We know there are tragedies happening all the time, all over the globe. But I'm not sure I've ever seen so much, so close, in so short a period of time -- and all the victims so young. It's a bit like the piling up of earthquakes -- first Haiti, then Chile, then a little one in California... one begins to feel anxious at such times, wondering what tragedy will befall us next, and, worse still, wondering if there is some sort of multiplicative effect happening.

However goofy this image may be, I think what I want to say about it is that I am grateful for the healing power of art. I remember, years ago, when my mother-in-law was struggling with brain cancer, she told me she had decided to stop painting. We were standing in the desert, having wandered off from the Arizona resort where we were holding a last family reunion, and I had picked up an intriguing piece of what looked like driftwood (what on earth was it doing in the desert?) And I remember turning to her and asking, "How can you hope to get through this if you DON'T paint?"

She did, actually, paint one more picture before she died -- three blue jays on a wire, suspended in a field of blue; it hangs on the wall in my father-in-law's house, above his dining room table. And it is my favorite of all the works she did over the years.

I don't know: I think most of us become mute in the face of death and disease; we certainly know of children who lose the power of speech after witnessing horrific events. So perhaps art -- even at its simplest and most childish -- can be our body's way of expressing fears and hopes too fragile even for words. Are there angels? I don't know. But sometimes the thought of them -- even if they started life as dogs -- offers a grain of reassurance.

May angels -- doggie or otherwise -- bring comfort to all those near and dear to me who grieve today.

5 comments:

Maureen said...

Oddly enough for me, words -- writing words -- were what enabled me to make some sense of my brother's experience of cancer. He would be 60 today. I posted this morning the poem that I wrote for him before he died; it was read at his funeral Mass.
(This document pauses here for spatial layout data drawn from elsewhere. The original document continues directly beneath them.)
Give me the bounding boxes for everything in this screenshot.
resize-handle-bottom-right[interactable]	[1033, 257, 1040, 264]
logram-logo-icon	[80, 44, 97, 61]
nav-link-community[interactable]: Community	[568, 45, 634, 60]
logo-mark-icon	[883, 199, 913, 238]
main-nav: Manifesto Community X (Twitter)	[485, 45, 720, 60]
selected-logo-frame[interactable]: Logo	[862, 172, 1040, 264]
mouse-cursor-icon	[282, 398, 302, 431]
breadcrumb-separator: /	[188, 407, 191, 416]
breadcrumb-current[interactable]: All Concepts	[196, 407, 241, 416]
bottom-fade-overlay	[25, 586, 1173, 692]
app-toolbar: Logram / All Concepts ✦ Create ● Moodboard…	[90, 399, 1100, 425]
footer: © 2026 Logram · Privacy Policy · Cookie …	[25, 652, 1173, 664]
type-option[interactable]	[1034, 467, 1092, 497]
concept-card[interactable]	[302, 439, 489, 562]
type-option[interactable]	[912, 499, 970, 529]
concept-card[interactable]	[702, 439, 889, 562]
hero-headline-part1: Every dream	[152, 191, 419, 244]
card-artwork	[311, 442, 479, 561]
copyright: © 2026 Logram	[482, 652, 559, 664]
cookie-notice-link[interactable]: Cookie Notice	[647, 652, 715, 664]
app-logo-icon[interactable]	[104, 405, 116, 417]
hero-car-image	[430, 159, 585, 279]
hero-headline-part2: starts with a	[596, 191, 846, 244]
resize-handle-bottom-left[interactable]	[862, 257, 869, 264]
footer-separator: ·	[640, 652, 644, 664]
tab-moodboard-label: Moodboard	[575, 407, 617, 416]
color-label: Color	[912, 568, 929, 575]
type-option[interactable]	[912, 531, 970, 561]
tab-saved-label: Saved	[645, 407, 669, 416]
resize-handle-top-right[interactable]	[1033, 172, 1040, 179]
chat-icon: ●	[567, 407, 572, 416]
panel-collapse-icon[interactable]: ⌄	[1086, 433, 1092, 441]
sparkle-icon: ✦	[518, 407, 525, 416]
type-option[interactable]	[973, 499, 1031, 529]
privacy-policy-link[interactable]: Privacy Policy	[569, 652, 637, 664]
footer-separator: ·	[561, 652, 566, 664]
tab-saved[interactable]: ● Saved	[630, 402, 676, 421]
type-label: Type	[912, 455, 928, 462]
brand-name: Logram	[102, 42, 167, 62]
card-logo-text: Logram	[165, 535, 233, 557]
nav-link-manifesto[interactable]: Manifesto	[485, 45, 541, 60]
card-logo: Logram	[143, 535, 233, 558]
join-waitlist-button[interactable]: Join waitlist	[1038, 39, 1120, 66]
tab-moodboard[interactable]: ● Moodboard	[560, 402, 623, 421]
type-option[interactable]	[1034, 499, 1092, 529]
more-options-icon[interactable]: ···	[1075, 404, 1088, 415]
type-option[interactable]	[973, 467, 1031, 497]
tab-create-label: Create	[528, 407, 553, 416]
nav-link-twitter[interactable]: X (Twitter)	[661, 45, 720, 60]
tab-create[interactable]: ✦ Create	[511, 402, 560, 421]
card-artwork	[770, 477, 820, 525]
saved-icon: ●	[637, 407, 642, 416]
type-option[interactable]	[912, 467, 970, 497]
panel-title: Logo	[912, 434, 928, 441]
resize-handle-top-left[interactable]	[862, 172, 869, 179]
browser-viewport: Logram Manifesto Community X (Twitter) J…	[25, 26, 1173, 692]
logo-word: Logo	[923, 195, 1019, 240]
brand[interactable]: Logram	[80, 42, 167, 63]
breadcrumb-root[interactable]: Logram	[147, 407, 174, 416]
Words continue to help me with what seems incomprehensible, with what I don't want to accept but do. Patrick would have appreciated the image you posted. He loved dogs. His own still waits for him, and grieves.

Namaste.

lucy said...

i am grieving alongside you. and yes, art is a way to express what words cannot. i'm feeling the synchronicity with my post of today - the music is everywhere... and sometimes the songs are deep and sad and guttural. my husband and i will be attending a memorial service on saturday for another who died too young - 23 years old - accidental alcohol poisoning. yes, i grieve alongside you and the many others who grieve today. blessings

Katherine W. said...

Everyone seems to be dealing with so much tragedy. It's like there's been a curse placed on this time. (Even the captcha for my response is "grave"- creepy)

I don't even know what to think. I want to find an answer why, or work to stop it somehow if I've frakked things up (an answer I usually come to, if selfish =P) but I suppose maybe I should just make something like you did.

Kimberly Mason said...

All dogs go to heaven...

And we are both thinking of blue today too...

Joyce Wycoff said...

Diane ... I've just finished my series on Guardian Angels ... and you actually take a picture of one. I'd treasure that image if it were mine ... as a matter of fact I'm going to enjoy it as if it were. May she bring you big blessings and a surcease of tragedy at least for awhile.